As in other areas, principle in opposition was not translated into
government policy. On the contrary, the Labour Government has proved
to be a more passionate privatiser in the criminal justice field
than the Tories. The latest intention being, to use the approved
euphemism, the ‘contracting out’ – or privatisation,
to you and I – of community probation services.
The
first privately run British prison, HMP The Wolds, opened in 1992.
There are now 10 others in England Wales, 9 of which have opened
since 1997. The Home Office claims that the involvement of private
operators has encouraged innovation and has helped to improve standards
right across the prison estate by challenging the public sector
prisons to up their game. There is no real evidence for this assertion.
What the private corporations who run these prisons have been good
at is making money (the perfectly legitimate aim of every business).
Cost cutting is what they know, so the salary of officers in private
prisons is up to a third less than that of officers in public sector
prisons (despite the fact that they will be dealing with the same
prisoners) and they shave costs by employing far fewer of them.
The real saving is on pensions, so that no only do staff have low
wages in the private prisons but they will face old age with a minimal
pension. This cost-cutting has had very real implications for the
conditions in which prisoners are held.
The
one area where private prisons could have made a difference is in
overcrowding. They could have made a stand against the degrading
treatment of packing people ever more tightly into jails but instead
they chose not to: more prisoners in the market means more profit
and they had no intention of missing out.
Private
prisons also benefit from blurred lines of accountability. They
are not required, as the Prison Service is, to publish accounts
to Parliament. Instead, they are accountable to Home Office civil
servants in the Office of Contracted Prisons who publish on their
behalf a flimsy scorecard showing their performance during the year,
against a limited range of targets. Questions about cost bases are
met with the response that such matters are commercial in confidence.
Luckily,
this lack of accountability does not extend to the Chief Inspector
of Prisons, Anne Owers, who inspects private prisons on the same
basis as public sector ones. Her reports, and those of her predecessor,
reveal far more about the workings of private prisons than the Home
Office itself would ever voluntarily allow into the public realm.
A
recent report, on Doncaster prison and young offender institution,
provides a telling insight into these institutions. It paints a
shocking but depressingly familiar picture of the world of private
prisons, where the needs of vulnerable and challenging people –
362 of them under the age of 21 – are secondary to the pursuit
of profit.
The
report describes squalid living conditions, including dirty and
graffitied cells with inadequate or missing bedding and pillows,
broken toilets and televisions. It says the prison provides an unclean,
poorly maintained and unsafe environment for newly arrived prisoners
on the so-called first night centre. First night arrangements are
specifically intended to provide a less harsh environment for people
arriving at the prison for the first time. The early stages of prison
custody are recognised as a time of heightened risk of self-harm
and suicide. Therefore, the provision of appropriate arrangements
to reduce the distress of newly arriving prisoners would be considered
good practice. The better prisons do just that. Doncaster does not.
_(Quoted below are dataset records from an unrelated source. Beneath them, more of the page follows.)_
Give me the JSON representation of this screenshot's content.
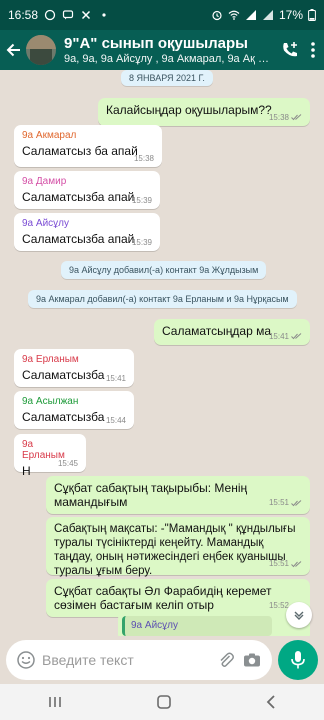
{
  "status": {
    "time": "16:58",
    "battery": "17%"
  },
  "header": {
    "title": "9\"А\" сынып оқушылары",
    "subtitle": "9а, 9а, 9а Айсұлу , 9а Акмарал, 9а Ақ Ер..."
  },
  "chat": {
    "date": "8 ЯНВАРЯ 2021 Г.",
    "messages": [
      {
        "text": "Калайсыңдар оқушыларым??",
        "time": "15:38"
      },
      {
        "sender": "9а Акмарал",
        "text": "Саламатсыз ба апай",
        "time": "15:38"
      },
      {
        "sender": "9а Дамир",
        "text": "Саламатсызба апай",
        "time": "15:39"
      },
      {
        "sender": "9а Айсұлу",
        "text": "Саламатсызба апай",
        "time": "15:39"
      },
      {
        "system": "9а Айсұлу добавил(-а) контакт 9а Жұлдызым"
      },
      {
        "system": "9а Акмарал добавил(-а) контакт 9а Ерланым и 9а Нұрқасым"
      },
      {
        "text": "Саламатсыңдар ма",
        "time": "15:41"
      },
      {
        "sender": "9а Ерланым",
        "text": "Саламатсызба",
        "time": "15:41"
      },
      {
        "sender": "9а Асылжан",
        "text": "Саламатсызба",
        "time": "15:44"
      },
      {
        "sender": "9а Ерланым",
        "text": "Н",
        "time": "15:45"
      },
      {
        "text": "Сұқбат сабақтың тақырыбы: Менің мамандығым",
        "time": "15:51"
      },
      {
        "text": "Сабақтың мақсаты: -\"Мамандық \" құндылығы туралы түсініктерді кеңейту. Мамандық таңдау, оның нәтижесіндегі еңбек қуанышы туралы ұғым беру.",
        "time": "15:51"
      },
      {
        "text": "Сұқбат сабақты Әл Фарабидің керемет сөзімен бастағым келіп отыр",
        "time": "15:52"
      },
      {
        "reply": "9а Айсұлу"
      }
    ]
  },
  "input": {
    "placeholder": "Введите текст"
  },
  "colors": {
    "header": "#075e54",
    "status": "#054d44",
    "chat_bg": "#e5ddd5",
    "outgoing": "#dcf8c6",
    "incoming": "#ffffff",
    "accent": "#00a884",
    "sender_akmaral": "#e0682f",
    "sender_damir": "#d44fa6",
    "sender_aisulu": "#7a4bd4",
    "sender_erlan": "#d83b4a",
    "sender_asylzhan": "#1f9b3a"
  },
  "icons": {
    "back": "back-arrow-icon",
    "add_call": "add-call-icon",
    "menu": "more-vert-icon",
    "emoji": "emoji-icon",
    "attach": "attach-icon",
    "camera": "camera-icon",
    "mic": "mic-icon",
    "read_receipt": "double-check-icon",
    "scroll_down": "chevron-down-icon"
  }
}
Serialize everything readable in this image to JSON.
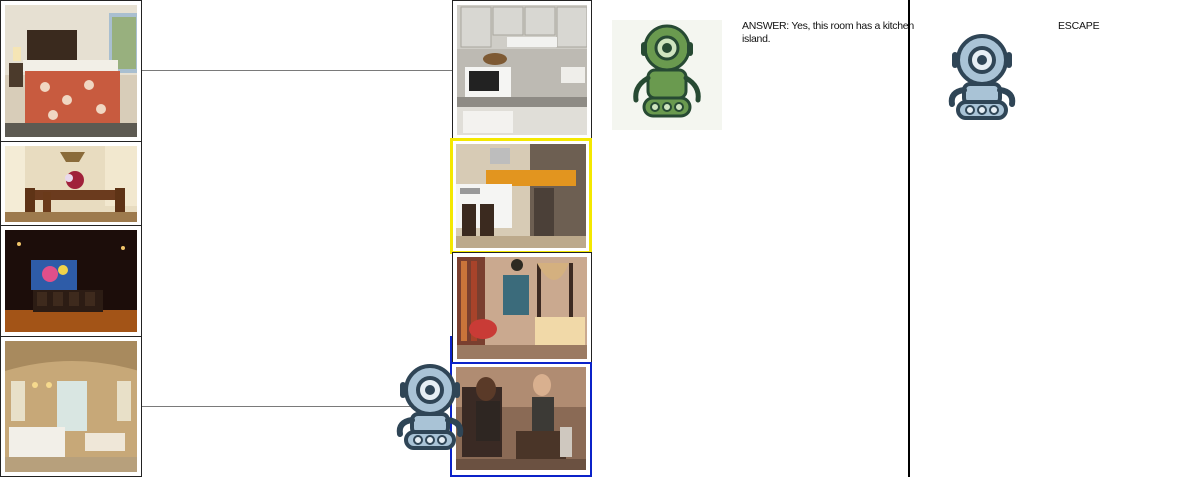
{
  "answer": {
    "text": "ANSWER: Yes, this room has a kitchen island."
  },
  "escape": {
    "label": "ESCAPE"
  },
  "colors": {
    "selected_border": "#f4e800",
    "focused_border": "#0b22c9",
    "divider": "#000000",
    "robot_blue": "#a9c3d6",
    "robot_green": "#6a9a4f"
  },
  "left_column": [
    {
      "name": "hotel-bedroom"
    },
    {
      "name": "dining-room"
    },
    {
      "name": "home-theater"
    },
    {
      "name": "bathroom"
    }
  ],
  "right_column": [
    {
      "name": "kitchen"
    },
    {
      "name": "kitchen-island",
      "selected": true
    },
    {
      "name": "bedroom-canopy"
    },
    {
      "name": "people-in-room",
      "focused": true
    }
  ]
}
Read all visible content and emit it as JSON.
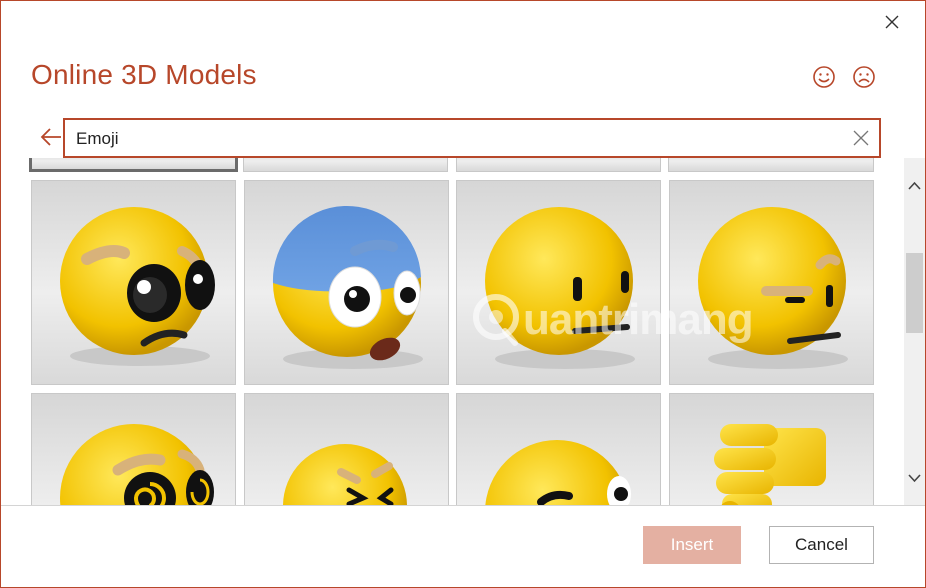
{
  "dialog": {
    "title": "Online 3D Models",
    "accent_color": "#b7472a",
    "close_icon": "close-icon",
    "feedback": {
      "smile_icon": "smile-icon",
      "frown_icon": "frown-icon"
    }
  },
  "search": {
    "back_icon": "back-arrow-icon",
    "value": "Emoji",
    "clear_icon": "clear-icon"
  },
  "results": {
    "tiles": [
      {
        "icon": "partial-tile",
        "selected": true
      },
      {
        "icon": "partial-tile"
      },
      {
        "icon": "partial-tile"
      },
      {
        "icon": "partial-tile"
      },
      {
        "icon": "pleading-face-emoji-icon"
      },
      {
        "icon": "flushed-blue-face-emoji-icon"
      },
      {
        "icon": "neutral-face-emoji-icon"
      },
      {
        "icon": "raised-eyebrow-face-emoji-icon"
      },
      {
        "icon": "dizzy-face-emoji-icon"
      },
      {
        "icon": "squinting-face-emoji-icon"
      },
      {
        "icon": "sunglasses-face-emoji-icon"
      },
      {
        "icon": "thumbs-down-emoji-icon"
      }
    ]
  },
  "watermark": {
    "text": "uantrimang"
  },
  "footer": {
    "insert_label": "Insert",
    "cancel_label": "Cancel",
    "insert_color": "#e4b0a2"
  }
}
It cannot be mere coincidence that it has experienced 20 self-inflicted
deaths since opening in 1994.
The
Chief Inspector describes such deficiencies in safety and decency
as representing an “institutional meanness”. This could
also be found in the way in which the prison made prisoners pay
to change the telephone numbers they needed to use to contract family
members, and in the fact that no unemployment pay was provided to
those prisoners who could not work because the prison failed to
provide sufficient work places for its population.
Problems
were also apparent with race relations, where only 29% of young
black and minority ethnic prisoners felt that staff treated them
with respect, compared to 75% in the prison overall.
Perhaps
the most serious, though unsurprising, concern is in the chief Inspector’s
observation that the deficits she found were “all in areas
not specifically mandated by the contract under which the prison
is run. There remains a concern that, in focusing on meeting their
contractual obligations, prison managers had allowed important areas
to slip below what was safe and decent; and indeed may have sought
savings in precisely those areas”.
Doncaster
prison is run by a company called Serco. A quick look at their website
reveals that their tentacles have spread across a range of public
services: they run trains in the north of England, schools in the
West Midlands and West Yorkshire, social housing in Kent, and have
contracts with the MOD. I am unclear as to how any of this qualifies
Serco to run prisons; or for that matter how a company that runs
prisons is considered qualified to run any of these other ostensibly
public services.
And
it isn’t just at Doncaster that Serco has failed to distinguish
themselves in the custodial field. As the operators of Ashfield
Young Offenders Institution in Bristol, their stewardship of this
prison holding vulnerable children caused such concern that the
Prison Service was forced to take over the running of the jail and
install a public sector Governor to sort out the mess and safeguard
the welfare of the children being held there. They did not have
the confidence that the company could be trusted to do so.
On
the basis of what the Chief Inspector found at Doncaster prison,
we should hope that those affected by Sercos other services receive
a better deal than the 1,105 men and boys unfortunate enough to
be at the receiving end of their treatment at Doncaster prison.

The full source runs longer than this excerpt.